Pongo la domanda per un motivo preciso.
Ovviamente l'accostamento è blasfemo, ma provate a capire dove voglio arrivare. Io mi interesso di giovani artisti contemporanei, quindi senza una storia alle spalle nè dal punto di vista artistico nè da quello dei risultati in asta. Ebbene, quando qualcuno di questi artisti produce una ottima serie di opere, sviluppandola e insistendo per troppo tempo, io fatico a cogliere queste sfaccettature deleuzeiane (o ginogostiane 😄), Anzio insospettisco pur ammirando quella serie. Preferisco aspettarlo ad una nuova serie, perché non mi piace che un giovane emergente si fossilizzi su un unica espressione del suo universo, sia dal punto di vista tecnico che formale, ma preferisco attenderlo a nuove sfide e risposte.
Sbaglio? In fondo anche Fontana e Bonalumi hanno iniziato a produrre relativamente giovani tagli ed estroflessioni senza preoccuparsi di cercare di abbandonarle.

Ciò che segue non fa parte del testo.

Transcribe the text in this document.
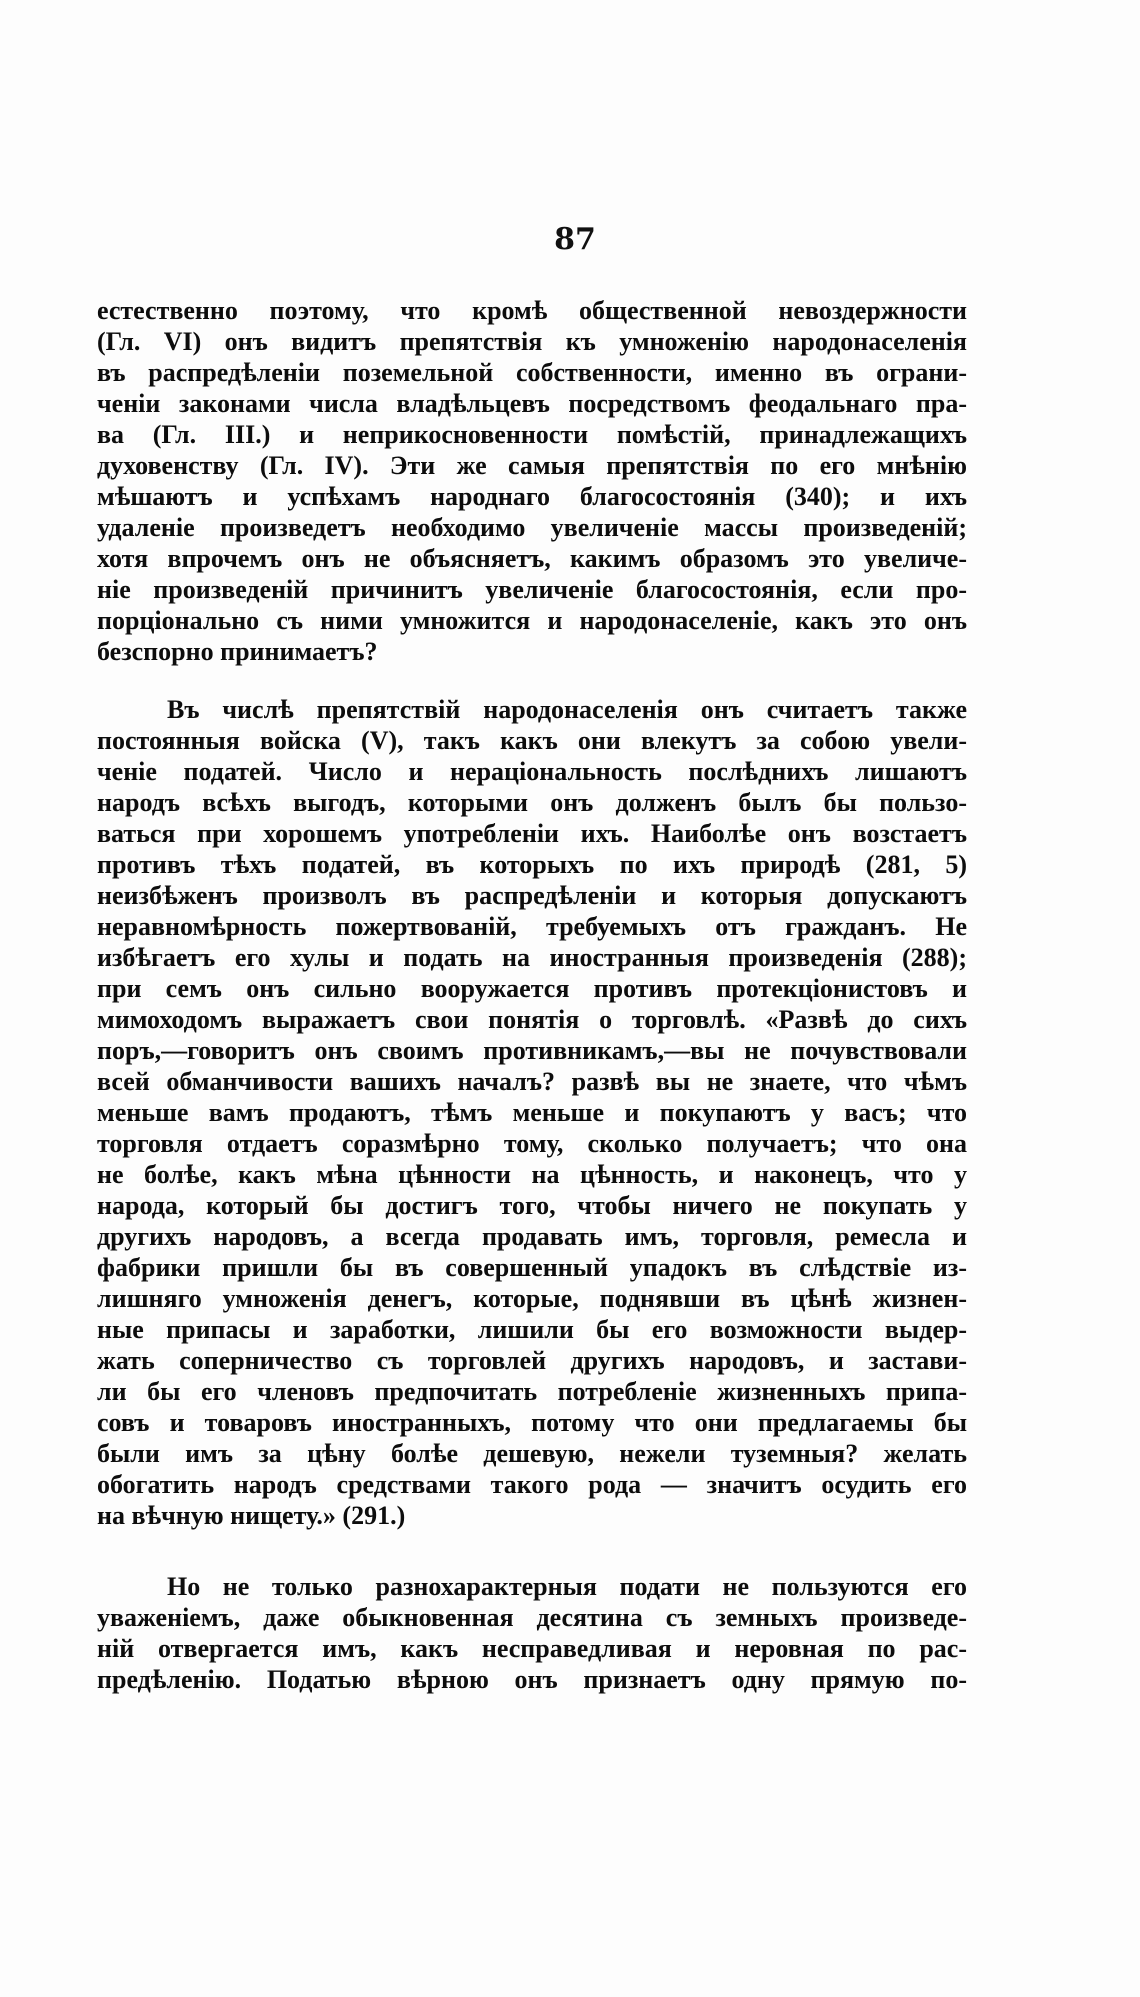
87
естественно поэтому, что кромѣ общественной невоздержности
(Гл. VI) онъ видитъ препятствія къ умноженію народонаселенія
въ распредѣленіи поземельной собственности, именно въ ограни-
ченіи законами числа владѣльцевъ посредствомъ феодальнаго пра-
ва (Гл. III.) и неприкосновенности помѣстій, принадлежащихъ
духовенству (Гл. IV). Эти же самыя препятствія по его мнѣнію
мѣшаютъ и успѣхамъ народнаго благосостоянія (340); и ихъ
удаленіе произведетъ необходимо увеличеніе массы произведеній;
хотя впрочемъ онъ не объясняетъ, какимъ образомъ это увеличе-
ніе произведеній причинитъ увеличеніе благосостоянія, если про-
порціонально съ ними умножится и народонаселеніе, какъ это онъ
безспорно принимаетъ?
Въ числѣ препятствій народонаселенія онъ считаетъ также
постоянныя войска (V), такъ какъ они влекутъ за собою увели-
ченіе податей. Число и нераціональность послѣднихъ лишаютъ
народъ всѣхъ выгодъ, которыми онъ долженъ былъ бы пользо-
ваться при хорошемъ употребленіи ихъ. Наиболѣе онъ возстаетъ
противъ тѣхъ податей, въ которыхъ по ихъ природѣ (281, 5)
неизбѣженъ произволъ въ распредѣленіи и которыя допускаютъ
неравномѣрность пожертвованій, требуемыхъ отъ гражданъ. Не
избѣгаетъ его хулы и подать на иностранныя произведенія (288);
при семъ онъ сильно вооружается противъ протекціонистовъ и
мимоходомъ выражаетъ свои понятія о торговлѣ. «Развѣ до сихъ
поръ,—говоритъ онъ своимъ противникамъ,—вы не почувствовали
всей обманчивости вашихъ началъ? развѣ вы не знаете, что чѣмъ
меньше вамъ продаютъ, тѣмъ меньше и покупаютъ у васъ; что
торговля отдаетъ соразмѣрно тому, сколько получаетъ; что она
не болѣе, какъ мѣна цѣнности на цѣнность, и наконецъ, что у
народа, который бы достигъ того, чтобы ничего не покупать у
другихъ народовъ, а всегда продавать имъ, торговля, ремесла и
фабрики пришли бы въ совершенный упадокъ въ слѣдствіе из-
лишняго умноженія денегъ, которые, поднявши въ цѣнѣ жизнен-
ные припасы и заработки, лишили бы его возможности выдер-
жать соперничество съ торговлей другихъ народовъ, и застави-
ли бы его членовъ предпочитать потребленіе жизненныхъ припа-
совъ и товаровъ иностранныхъ, потому что они предлагаемы бы
были имъ за цѣну болѣе дешевую, нежели туземныя? желать
обогатить народъ средствами такого рода — значитъ осудить его
на вѣчную нищету.» (291.)
Но не только разнохарактерныя подати не пользуются его
уваженіемъ, даже обыкновенная десятина съ земныхъ произведе-
ній отвергается имъ, какъ несправедливая и неровная по рас-
предѣленію. Податью вѣрною онъ признаетъ одну прямую по-
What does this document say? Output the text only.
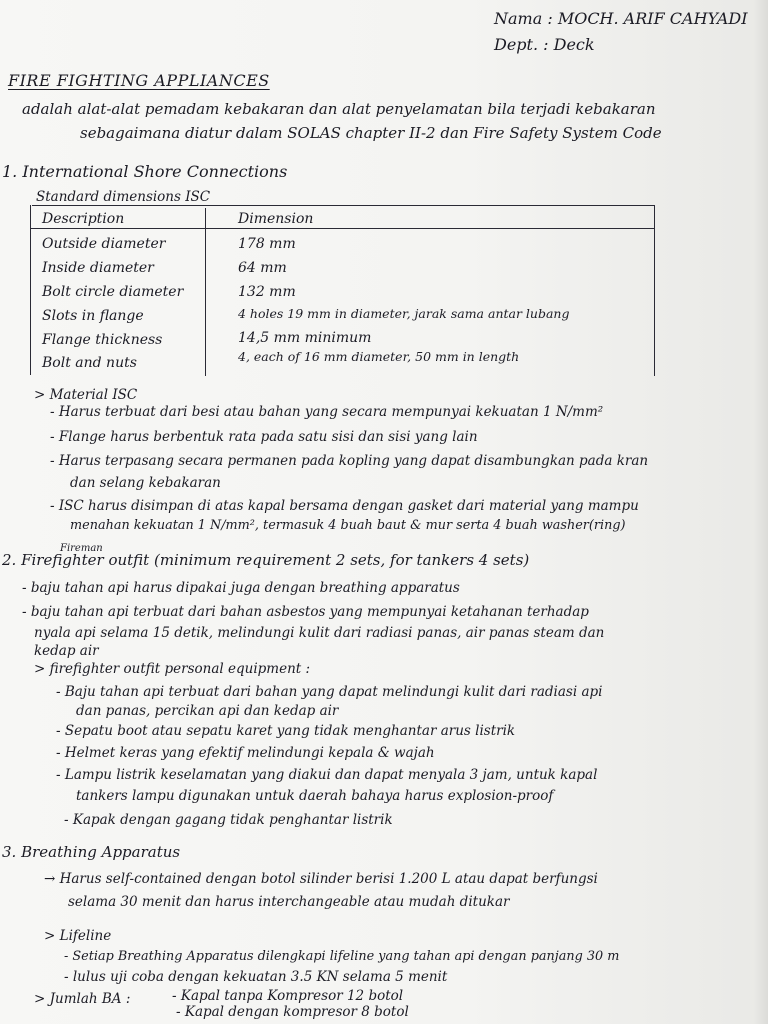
Nama : MOCH. ARIF CAHYADI
Dept. : Deck
FIRE FIGHTING APPLIANCES
adalah alat-alat pemadam kebakaran dan alat penyelamatan bila terjadi kebakaran
sebagaimana diatur dalam SOLAS chapter II-2 dan Fire Safety System Code
1. International Shore Connections
Standard dimensions ISC
Description	Dimension
Outside diameter	178 mm
Inside diameter	64 mm
Bolt circle diameter	132 mm
Slots in flange	4 holes 19 mm in diameter, jarak sama antar lubang
Flange thickness	14,5 mm minimum
Bolt and nuts	4, each of 16 mm diameter, 50 mm in length
> Material ISC
- Harus terbuat dari besi atau bahan yang secara mempunyai kekuatan 1 N/mm²
- Flange harus berbentuk rata pada satu sisi dan sisi yang lain
- Harus terpasang secara permanen pada kopling yang dapat disambungkan pada kran
dan selang kebakaran
- ISC harus disimpan di atas kapal bersama dengan gasket dari material yang mampu
menahan kekuatan 1 N/mm², termasuk 4 buah baut & mur serta 4 buah washer(ring)
Fireman
2. Firefighter outfit (minimum requirement 2 sets, for tankers 4 sets)
- baju tahan api harus dipakai juga dengan breathing apparatus
- baju tahan api terbuat dari bahan asbestos yang mempunyai ketahanan terhadap
nyala api selama 15 detik, melindungi kulit dari radiasi panas, air panas steam dan
kedap air
> firefighter outfit personal equipment :
- Baju tahan api terbuat dari bahan yang dapat melindungi kulit dari radiasi api
dan panas, percikan api dan kedap air
- Sepatu boot atau sepatu karet yang tidak menghantar arus listrik
- Helmet keras yang efektif melindungi kepala & wajah
- Lampu listrik keselamatan yang diakui dan dapat menyala 3 jam, untuk kapal
tankers lampu digunakan untuk daerah bahaya harus explosion-proof
- Kapak dengan gagang tidak penghantar listrik
3. Breathing Apparatus
→ Harus self-contained dengan botol silinder berisi 1.200 L atau dapat berfungsi
selama 30 menit dan harus interchangeable atau mudah ditukar
> Lifeline
- Setiap Breathing Apparatus dilengkapi lifeline yang tahan api dengan panjang 30 m
- lulus uji coba dengan kekuatan 3.5 KN selama 5 menit
> Jumlah BA :	- Kapal tanpa Kompresor 12 botol
- Kapal dengan kompresor 8 botol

Mi spiace, ho grande stima per la tua ricerca, ma io non sono in grado di risponderti. Per me sfrucugliare tra i giovani è come comprare opzioni sulla valuta thailandese, ho capito che non ci so fare e credo anche che le variabili in campo siano moltissime, credo troppe anche per i più esperti. Quello che forse so fare è aiutare un giovane a decidere della propria strada: ma è altra cosa.

Di più: aspettarli al varco in quanto giovani mi provoca una specie di scrupolo, come quando mi servono del pescato troppo piccolo che, se lasciato in mare, avrebbe reso esemplari ben più grandi ...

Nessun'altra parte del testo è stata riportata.